Littlewoods was one of the most famous shopping catalogue companies formed in 1928, though like many factories its production was turned over the military ends during the Second World War. It was then used for various activities in support of the war effort, including printing National Registration forms (on the outbreak of war 17 million were printed here over 3 days), assembling the floors of Halifax bombers, and by the code breakers of MC5, the government office that intercepted mail to and from suspected enemy agents.






Covered many times before so Im sure you are all aware that "what its all about" is the extraordinary charcoal drawings down here that remain a bit of a mystery.
Im reckoning they were simply an artist who retreated down here & sketched various people in the vicinity but whatever the reasoning they are an amazing piece of history that really should be saved.

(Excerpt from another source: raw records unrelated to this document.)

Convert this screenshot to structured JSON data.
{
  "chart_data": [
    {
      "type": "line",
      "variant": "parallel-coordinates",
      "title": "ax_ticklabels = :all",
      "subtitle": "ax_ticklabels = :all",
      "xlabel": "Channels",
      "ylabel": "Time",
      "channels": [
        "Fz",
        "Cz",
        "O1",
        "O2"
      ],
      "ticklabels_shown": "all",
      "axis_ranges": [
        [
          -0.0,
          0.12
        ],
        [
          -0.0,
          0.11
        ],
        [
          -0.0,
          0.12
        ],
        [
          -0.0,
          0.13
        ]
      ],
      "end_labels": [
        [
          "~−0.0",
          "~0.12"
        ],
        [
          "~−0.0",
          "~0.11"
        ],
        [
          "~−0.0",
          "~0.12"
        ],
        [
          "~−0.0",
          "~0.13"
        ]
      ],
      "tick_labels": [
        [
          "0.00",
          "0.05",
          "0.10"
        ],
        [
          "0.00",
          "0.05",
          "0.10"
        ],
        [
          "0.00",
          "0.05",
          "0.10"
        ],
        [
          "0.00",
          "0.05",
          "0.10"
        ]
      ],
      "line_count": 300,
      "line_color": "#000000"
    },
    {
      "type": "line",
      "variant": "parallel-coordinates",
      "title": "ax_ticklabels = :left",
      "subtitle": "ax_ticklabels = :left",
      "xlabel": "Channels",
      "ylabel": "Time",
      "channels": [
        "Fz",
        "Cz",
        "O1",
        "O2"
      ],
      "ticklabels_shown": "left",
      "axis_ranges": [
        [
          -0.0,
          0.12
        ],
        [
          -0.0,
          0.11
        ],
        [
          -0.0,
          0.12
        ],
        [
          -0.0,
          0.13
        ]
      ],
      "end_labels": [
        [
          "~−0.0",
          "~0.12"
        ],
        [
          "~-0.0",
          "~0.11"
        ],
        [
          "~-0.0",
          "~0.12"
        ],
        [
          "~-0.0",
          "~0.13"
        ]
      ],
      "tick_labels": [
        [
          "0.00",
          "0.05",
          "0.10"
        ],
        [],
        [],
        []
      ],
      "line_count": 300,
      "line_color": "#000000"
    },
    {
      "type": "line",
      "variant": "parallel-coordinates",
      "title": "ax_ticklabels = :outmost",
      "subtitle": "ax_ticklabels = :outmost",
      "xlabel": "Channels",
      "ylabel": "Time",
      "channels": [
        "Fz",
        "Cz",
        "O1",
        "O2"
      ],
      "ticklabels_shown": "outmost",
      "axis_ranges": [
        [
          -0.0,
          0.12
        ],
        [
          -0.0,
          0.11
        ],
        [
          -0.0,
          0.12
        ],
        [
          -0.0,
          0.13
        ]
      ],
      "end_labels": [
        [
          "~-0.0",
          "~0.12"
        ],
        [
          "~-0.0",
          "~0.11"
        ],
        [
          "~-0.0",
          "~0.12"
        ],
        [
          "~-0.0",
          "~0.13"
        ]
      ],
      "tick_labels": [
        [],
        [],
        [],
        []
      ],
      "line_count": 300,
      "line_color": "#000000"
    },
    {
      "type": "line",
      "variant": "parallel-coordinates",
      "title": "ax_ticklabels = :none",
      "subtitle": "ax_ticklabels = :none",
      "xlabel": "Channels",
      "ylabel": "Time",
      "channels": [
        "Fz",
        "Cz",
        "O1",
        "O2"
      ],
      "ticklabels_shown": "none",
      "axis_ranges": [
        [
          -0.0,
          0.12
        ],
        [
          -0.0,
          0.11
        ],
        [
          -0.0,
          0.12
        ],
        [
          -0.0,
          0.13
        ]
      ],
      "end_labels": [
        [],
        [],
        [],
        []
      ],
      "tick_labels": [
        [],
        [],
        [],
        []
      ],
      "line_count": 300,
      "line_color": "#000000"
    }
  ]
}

Its fair to say the rest of the bunker is boring yet extensive network of repetitive concrete tunnels, so here is the rest of the pics.


----------



## J_a_t_33 (Jun 15, 2021)

Amazing! Enjoyed this.


----------



## Hayman (Jun 15, 2021)

A pleasant change to see well drawn 'grafitti'. The vandal Banksy could learn from this obvious artist.


----------



## night crawler (Jun 15, 2021)

Amazing piece of history which should be preserved


----------



## BikinGlynn (Jun 16, 2021)

night crawler said:


> Amazing piece of history which should be preserved


I agree, its only a matter of time before someone goes in & wrecks it. It really should be locked up with permission access but guess the authorities dont give a crap about it


----------



## jimmy0161 (Jun 16, 2021)

BikinGlynn said:


> Stolen from Subrit
> Where there was space on a factory building site, an external shelter was likely to be the favoured solution, reducing the likelihood of the staff air raid shelter being crushed by the building above collapsing on it or the escape route being blocked by post-impact debris. At the Littlewoods site in Edge Hill, the shelter was built at the eastern edge of Wavertree Park and was aligned parallel to the factory building to allow rapid filling via several gateways. The factory itself is an attractive 1938 art deco building, which surprisingly for its date was not built with an integral heavily protected basement shelter.
> 
> 
> ...


Thanks for sharing


----------



## PhilW (Jun 16, 2021)

Congratulations and thanks. I failed to find a way into the building so I have copied them.
Phil


----------